Pancreatic ductal adenocarcinoma (PDAC) exhibits profound molecular heterogeneity and poor prognosis, necessitating novel tailored therapies. The basal and classical subtypes - driven by glycolysis versus lipid metabolism - have distinct prognostic implications warranting further characterization of their underlying transcriptional mechanisms.

Using spatial RNA sequencing we mapped PDAC molecular subtype heterogeneity, capturing spatially-resolved gene expression signatures and generating a comprehensive high-resolution dataset of 42,035 spatial spots. Subtype assignments were validated via multiplex immunofluorescence and quantitative analyses in patient-derived organoids and xenografts.

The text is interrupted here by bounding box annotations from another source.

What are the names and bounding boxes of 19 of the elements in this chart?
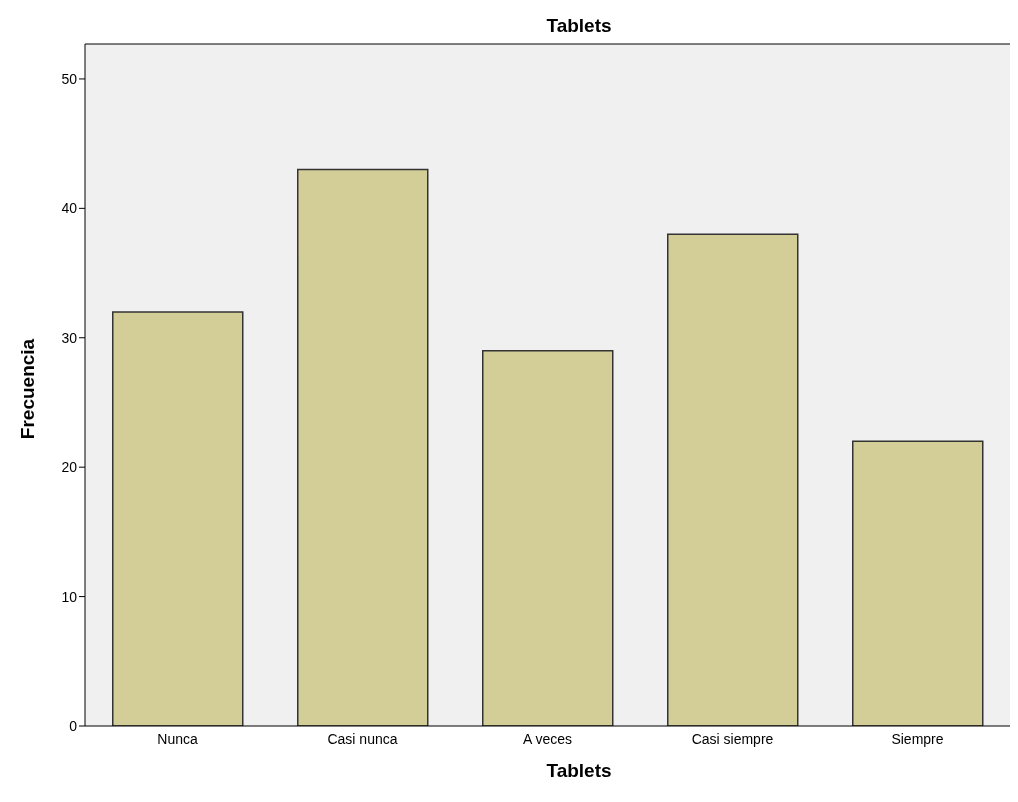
y-tick-label: 40 (61, 200, 78, 217)
bar (482, 349, 614, 726)
x-tick-label: Siempre (891, 730, 944, 747)
chart-title: Tablets (545, 15, 613, 37)
x-tick-label: Casi nunca (327, 730, 398, 747)
bar (297, 168, 429, 726)
x-tick-label: A veces (522, 730, 573, 747)
y-axis-title: Frecuencia (17, 337, 39, 442)
bar (112, 311, 244, 726)
bar (852, 440, 984, 726)
x-tick-label: Nunca (157, 730, 198, 747)
y-tick-label: 50 (61, 70, 78, 87)
y-tick-label: 30 (61, 329, 78, 346)
y-tick-label: 10 (61, 588, 78, 605)
x-tick-label: Casi siempre (691, 730, 774, 747)
y-tick-label: 20 (61, 459, 78, 476)
y-tick-label: 0 (69, 717, 78, 734)
x-axis-title: Tablets (545, 760, 613, 782)
bar (667, 233, 799, 726)
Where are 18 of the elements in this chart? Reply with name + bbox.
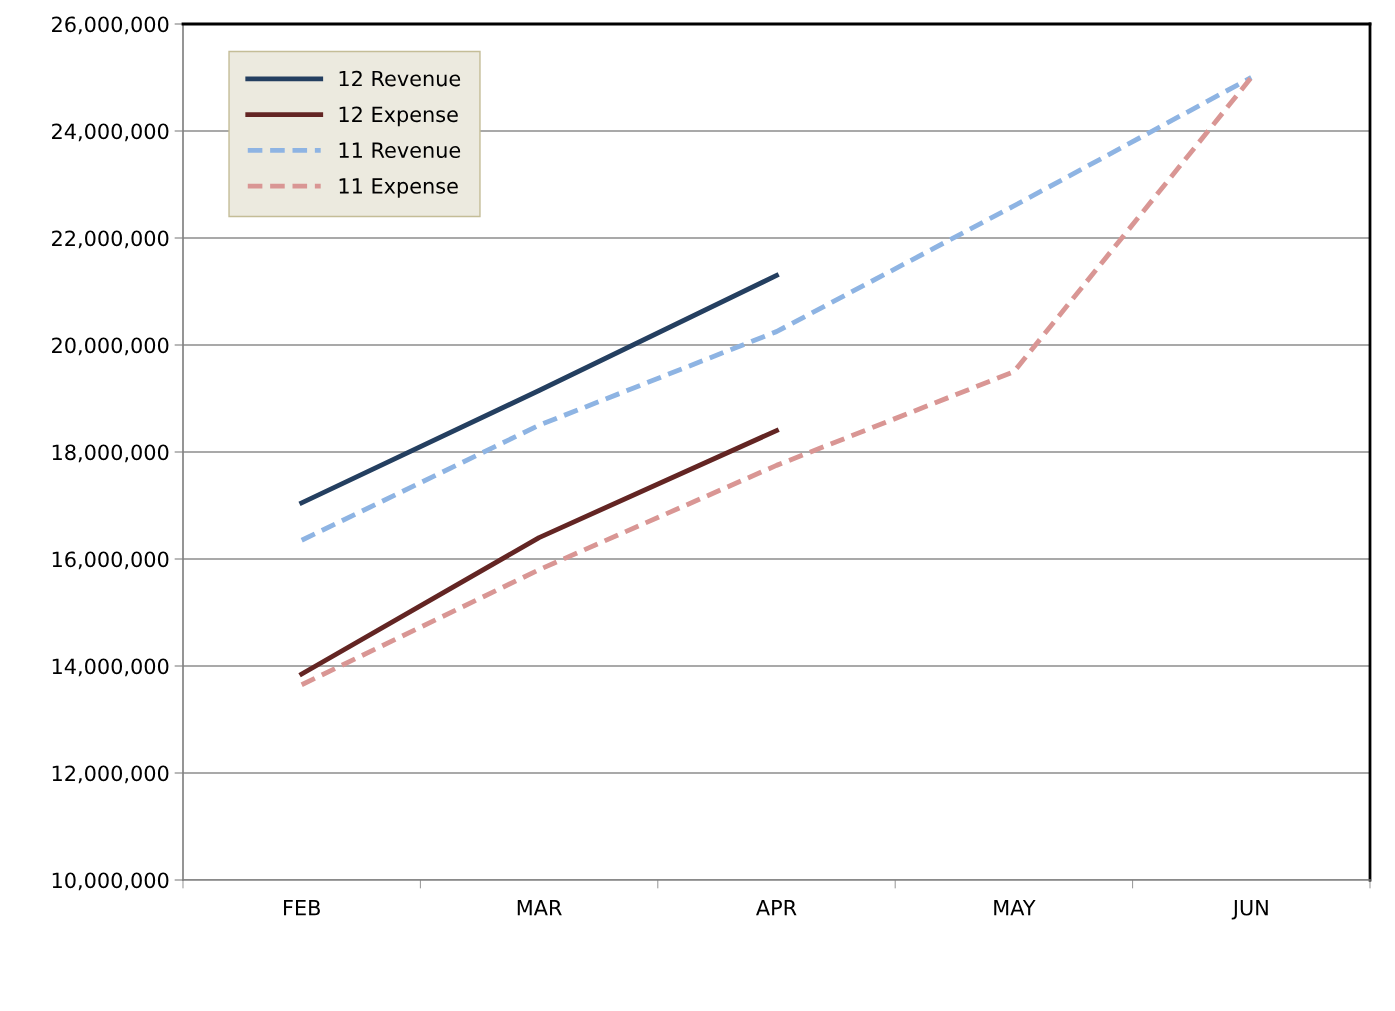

Our analysis resolved cancer cell signatures, deconvoluted intra-tumoral heterogeneity, and delineated an evolutional classical-to-basal trajectory. We identified metabolically ‘hot’, high-grade tumor niches characterized by concurrent enrichment of glycolysis and lipogenesis across both subtypes, nominating them as subtype-agnostic therapeutic targets. Preclinical models demonstrated that despite the basal subtype’s glycolysis dependence, both classical and basal tumors are susceptible to glycolysis inhibition.

This work demonstrates that metabolic identity, spatial context, and tumor–stroma crosstalk are an inseparable triad that drives PDAC behavior. Our findings show that aggressive metabolic tumor niches can be targeted by glycolysis inhibition in a subtype-agnostic manner, challenging the dogma of subtype-specific therapeutic silos and highlighting highly adaptable energetic niches as reservoirs that drive tumor progression.